Estrangeiro no Manicômio (alguma parte, sei lá qual)
Estrangeiro no Manicômio
Era um sábado de inverno, porém quente, muito quente. Quando acordei de sonhos estranhos, a primeira reação foi abrir a janela... O sol engoliu o quarto, a luz invadiu meus olhos, e eu, fechei a janela imediatamente. Como quem está perdido, levantei da cama de repente, coloquei os pés molhados de suor no chão, me arrastei até a mesa, onde olhei a hora... O relógio marcava meio dia, e eu, tinha que tomar banho e uma boa xícara com café. Meu dia só estava começando. O cigarro tinha acabado, e eu não queria sair na rua.

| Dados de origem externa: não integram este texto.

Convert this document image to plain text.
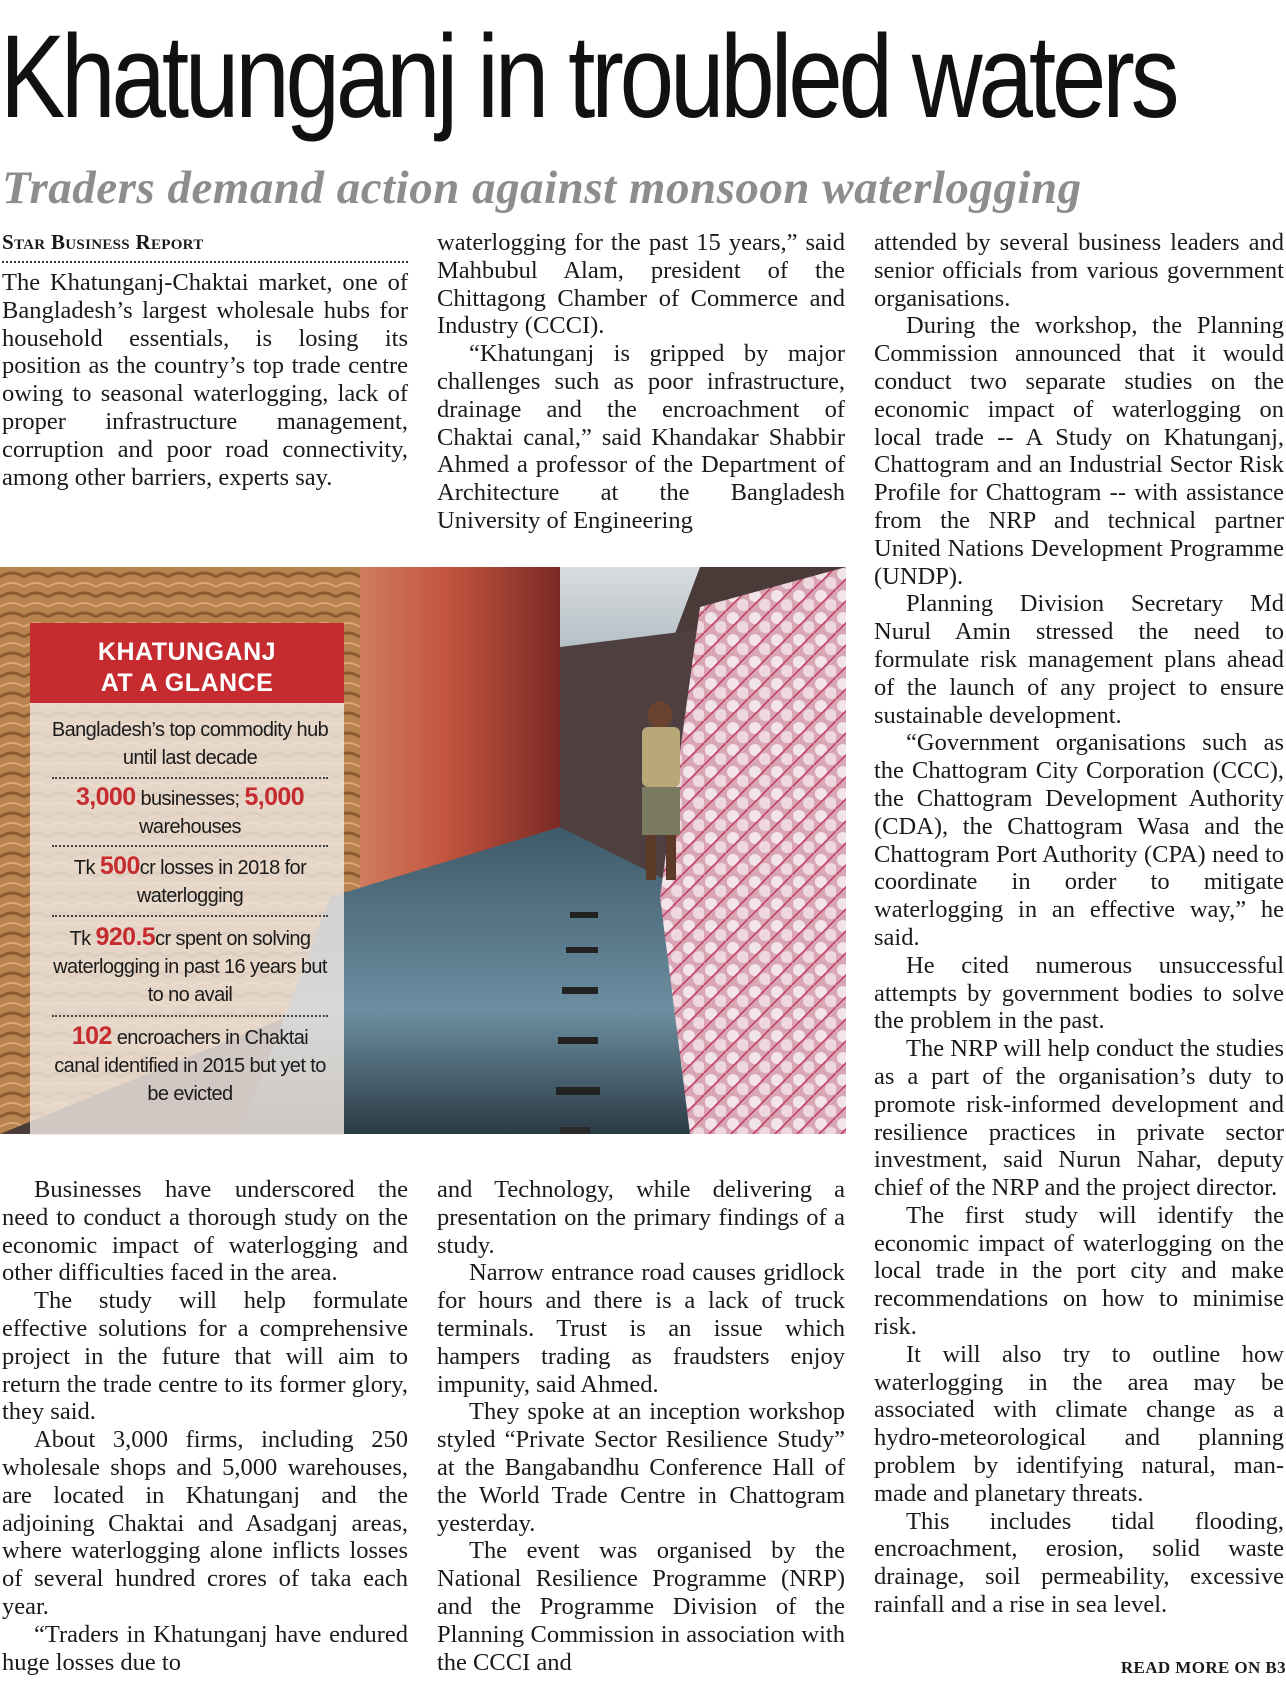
Khatunganj in troubled waters
Traders demand action against monsoon waterlogging
Star Business Report

The Khatunganj-Chaktai market, one of Bangladesh’s largest wholesale hubs for household essentials, is losing its position as the country’s top trade centre owing to seasonal waterlogging, lack of proper infrastructure management, corruption and poor road connectivity, among other barriers, experts say.

waterlogging for the past 15 years,” said Mahbubul Alam, president of the Chittagong Chamber of Commerce and Industry (CCCI).

“Khatunganj is gripped by major challenges such as poor infrastructure, drainage and the encroachment of Chaktai canal,” said Khandakar Shabbir Ahmed a professor of the Department of Architecture at the Bangladesh University of Engineering

attended by several business leaders and senior officials from various government organisations.

During the workshop, the Planning Commission announced that it would conduct two separate studies on the economic impact of waterlogging on local trade -- A Study on Khatunganj, Chattogram and an Industrial Sector Risk Profile for Chattogram -- with assistance from the NRP and technical partner United Nations Development Programme (UNDP).

Planning Division Secretary Md Nurul Amin stressed the need to formulate risk management plans ahead of the launch of any project to ensure sustainable development.

“Government organisations such as the Chattogram City Corporation (CCC), the Chattogram Development Authority (CDA), the Chattogram Wasa and the Chattogram Port Authority (CPA) need to coordinate in order to mitigate waterlogging in an effective way,” he said.

He cited numerous unsuccessful attempts by government bodies to solve the problem in the past.

The NRP will help conduct the studies as a part of the organisation’s duty to promote risk-informed development and resilience practices in private sector investment, said Nurun Nahar, deputy chief of the NRP and the project director.

The first study will identify the economic impact of waterlogging on the local trade in the port city and make recommendations on how to minimise risk.

It will also try to outline how waterlogging in the area may be associated with climate change as a hydro-meteorological and planning problem by identifying natural, man-made and planetary threats.

This includes tidal flooding, encroachment, erosion, solid waste drainage, soil permeability, excessive rainfall and a rise in sea level.

KHATUNGANJ
AT A GLANCE
Bangladesh’s top commodity hub until last decade
3,000 businesses; 5,000 warehouses
Tk 500cr losses in 2018 for waterlogging
Tk 920.5cr spent on solving waterlogging in past 16 years but to no avail
102 encroachers in Chaktai canal identified in 2015 but yet to be evicted

Businesses have underscored the need to conduct a thorough study on the economic impact of waterlogging and other difficulties faced in the area.

The study will help formulate effective solutions for a comprehensive project in the future that will aim to return the trade centre to its former glory, they said.

About 3,000 firms, including 250 wholesale shops and 5,000 warehouses, are located in Khatunganj and the adjoining Chaktai and Asadganj areas, where waterlogging alone inflicts losses of several hundred crores of taka each year.

“Traders in Khatunganj have endured huge losses due to

and Technology, while delivering a presentation on the primary findings of a study.

Narrow entrance road causes gridlock for hours and there is a lack of truck terminals. Trust is an issue which hampers trading as fraudsters enjoy impunity, said Ahmed.

They spoke at an inception workshop styled “Private Sector Resilience Study” at the Bangabandhu Conference Hall of the World Trade Centre in Chattogram yesterday.

The event was organised by the National Resilience Programme (NRP) and the Programme Division of the Planning Commission in association with the CCCI and	READ MORE ON B3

Geralmente não faço muito no dia, hoje mesmo, me incumbi a tarefa de ouvir dois álbuns, um da banda Television com o Marquee Moon, e outro dos impecáveis do Radiohead. A musica nesses últimos dias e como sempre, foi a minha companheira, sem ela me sinto sozinho. Eu estava em outra cidade distante, não tinha identidade, a rua era um labirinto e na noite eu tinha uma xícara com café para beber e perder o sono, e nisso, folhear um velho livro de estórias mal contadas. O vento batia no vidro da janela, eu abria e deixava-o entrar. Sempre chegava o momento em que as memórias invadiam meus pensamentos... Olhar para o teto e pensar; Que droga estou fazendo aqui, tenho um quarto com uma escrivaninha para estudar e uma faculdade para acompanhar e esperar o que será de mim daqui a quatros anos. Sociedade de merda, tudo é vazio, tudo é vazio. Neste momento concede-me tudo aquilo de impecável.

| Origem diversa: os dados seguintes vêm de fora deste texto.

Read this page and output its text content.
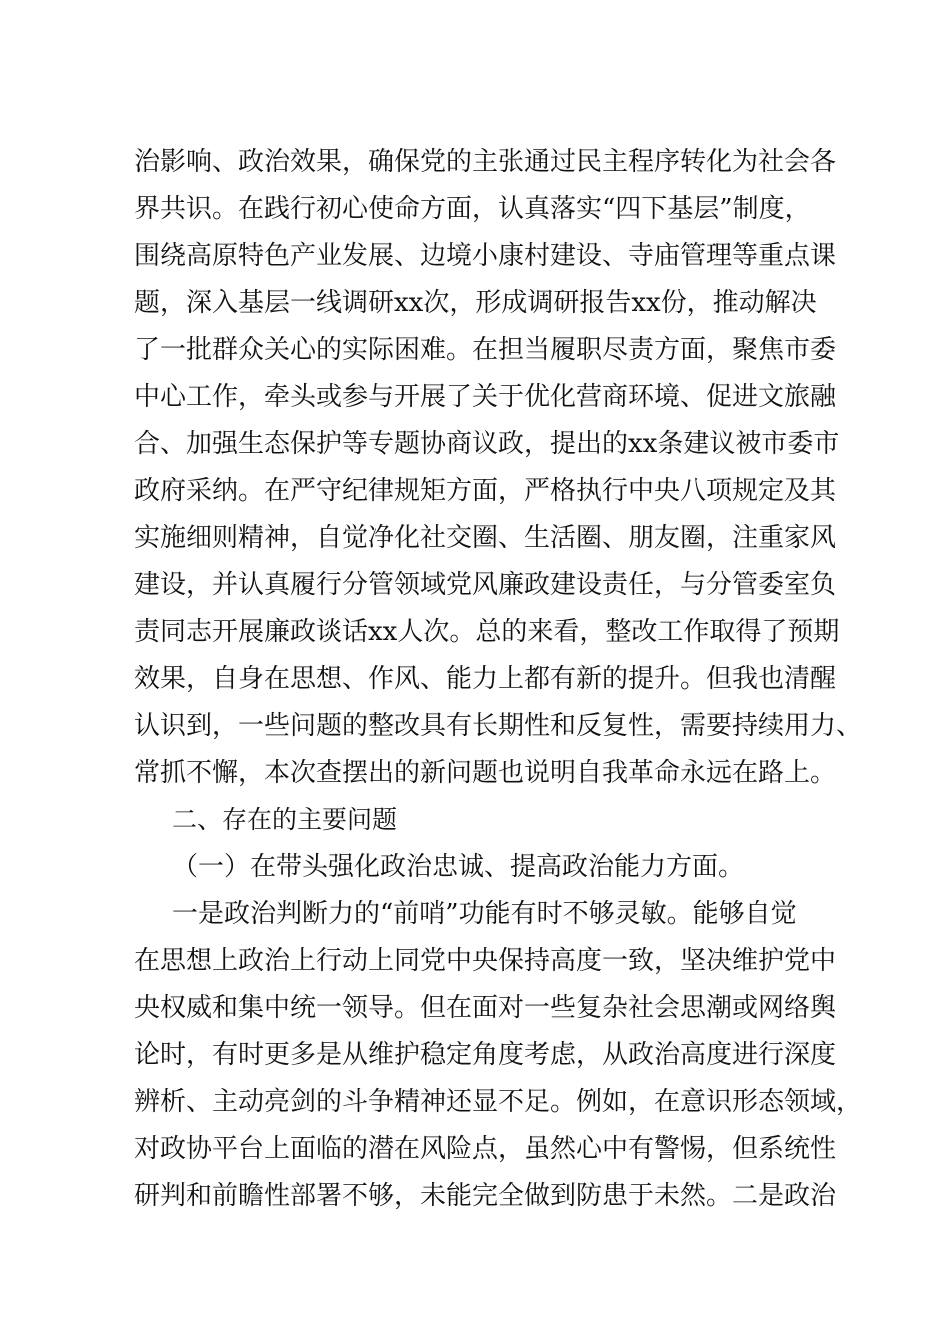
治影响、政治效果，确保党的主张通过民主程序转化为社会各
界共识。在践行初心使命方面，认真落实“四下基层”制度，
围绕高原特色产业发展、边境小康村建设、寺庙管理等重点课
题，深入基层一线调研xx次，形成调研报告xx份，推动解决
了一批群众关心的实际困难。在担当履职尽责方面，聚焦市委
中心工作，牵头或参与开展了关于优化营商环境、促进文旅融
合、加强生态保护等专题协商议政，提出的xx条建议被市委市
政府采纳。在严守纪律规矩方面，严格执行中央八项规定及其
实施细则精神，自觉净化社交圈、生活圈、朋友圈，注重家风
建设，并认真履行分管领域党风廉政建设责任，与分管委室负
责同志开展廉政谈话xx人次。总的来看，整改工作取得了预期
效果，自身在思想、作风、能力上都有新的提升。但我也清醒
认识到，一些问题的整改具有长期性和反复性，需要持续用力、
常抓不懈，本次查摆出的新问题也说明自我革命永远在路上。
二、存在的主要问题
（一）在带头强化政治忠诚、提高政治能力方面。
一是政治判断力的“前哨”功能有时不够灵敏。能够自觉
在思想上政治上行动上同党中央保持高度一致，坚决维护党中
央权威和集中统一领导。但在面对一些复杂社会思潮或网络舆
论时，有时更多是从维护稳定角度考虑，从政治高度进行深度
辨析、主动亮剑的斗争精神还显不足。例如，在意识形态领域，
对政协平台上面临的潜在风险点，虽然心中有警惕，但系统性
研判和前瞻性部署不够，未能完全做到防患于未然。二是政治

A noite chegou e com ela também vem tudo que é de mais sagrado; inspirações, drogas, musicas, lua, sorrisos, poemas, solos! Luzes apagadas não vêem nada, nada pode ser prometido, tênis rasgado protege os pés, camisa suja economiza água, calça rasgada não consome dinheiro, e os sonhos são sonhos, eles não deixam a realidade cair sobre mim, mas não prometo absolutamente nada. Hoje posso estar estudando, amanhã estarei perambulando pela rua tomando um gole de vinho barato quente e salvando as baratas que cruzam o meu caminho. Os resquícios do meu tempo, as migalhas do que já fui, e tudo foi somente dança que não dancei, odeio dançar. Numa dessas, chega um senhor simpático falando sobre Raul Seixas, “Meu jovem, o futuro nunca esteve tão próximo.” Ergo-me do banco velho da praça vazia, e a consciência me diz que tenho uma vida para viver e vários vinhos para tomar, mas tudo ainda é vazio, como tudo. Sinto que podia ser diferente. Fiz musicas com meu amigo, e elas marcarão nossas memórias. Só consigo lembrar das coisas mais banais, letais, porém vitais. Nada nunca importou, mas numa hora ou outra o peso do vazio cai. A realidade chega, e tenho que ir.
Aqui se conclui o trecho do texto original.